Kiat Menjaga Kesehatan Jemaah Haji di Tengah Suhu Ekstrem Arab Saudi

Ibadah haji di Masjidil Haram, Makkah, Arab Saudi. (Reuters)
27 Juli 2019 18:00 WIB Ria Theresia Situmorang Lifestyle Share :

Solopos.com, JAKARTA -- Jemaah haji asal Indonesia rentan mengalami gangguan kesehatan akibat kondisi cuaca di Tanah Suci yang terbilang ekstrem. Selain itu, perjalanan panjang selama 9 jam di pesawat membutuhkan adaptasi sehingga jemaah haji Tanah Air harus mempersiapkan stamina secara baik.

“Jemaah saya minta banyak makan buah-buahan dan sesering mungkin minum air zamzam. Jemaah juga harus bisa mengendalikan kondisi kesehatannya. Hindari lelah yang berlebihan,” ujar Kepala Pusat Kesehatan Haji Kementerian Kesehatan (Kemenkes), Eka Jusup Singka, dikutip dari siaran pers Kementerian Kesehatan yang diterima Bisnis.com/JIBI, Jumat (12/7/2019).

Saat melakukan penyuluhan kesehatan kepada jamaah haji Kloter JKS 03 di Sektor 2 Madinah, pada Rabu (10/7/2019) pagi waktu setempat, petugas kesehatan haji dari Tim Promotif Preventif (TPP) Kemenkes 2019 menyampaikan kiat berhaji sehat. 

Salah seorang anggota TPP, Siti Kunjanaeni, menekankan perhatian pada keadaan lingkungan di Tanah Suci yang berbeda dengan Tanah Air, khususnya pada suhu yang sangat panas dan kelembapan rendah. 

Kondisi ini tentu bisa berakibat pada dehidrasi atau kekurangan cairan tubuh. Oleh sebab itu ia selalu mengingatkan para jemaah tentang pentingnya penggunaan alat pelindung diri (APD).

“Kelembaban sangat kering sehingga gampang terjadi mimisan dan tanpa kita sadari dehidrasi. Jadi kita menyarankan semua jemaah setiap kali keluar pondokan harus pakai APD,” ujar dia.

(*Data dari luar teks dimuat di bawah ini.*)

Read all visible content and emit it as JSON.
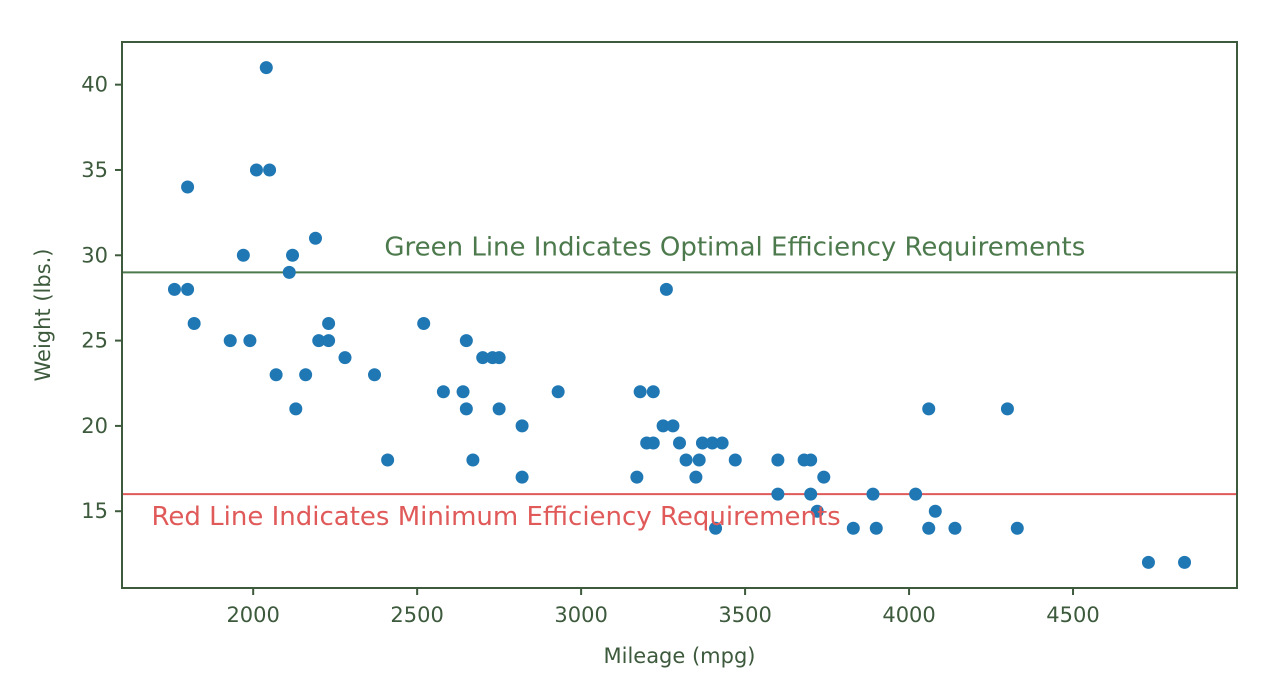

Bagi jemaah haji yang punya penyakit kronis bawaan juga dianjurkan agar mengonsumsi obat secara teratur yang waktunya disesuaikan dengan waktu Arab Saudi. Begitu juga waktu konsumsi makanan katering yang tertera batasan jam makan pada kemasannya.

Anggota TPP lainnya, Mona, juga menyampaikan materi tentang pengaturan siklus haid. Menurutnya, pengendalian hormon kewanitaan ini penting agar para jemaah haji wanita dapat berhaji dengan tenang.

Terakhir, Mona berpesan bila ada jemaah yang mengalami masalah kesehatan segera menghubungi atau berkonsultasi dengan dokter kloternya.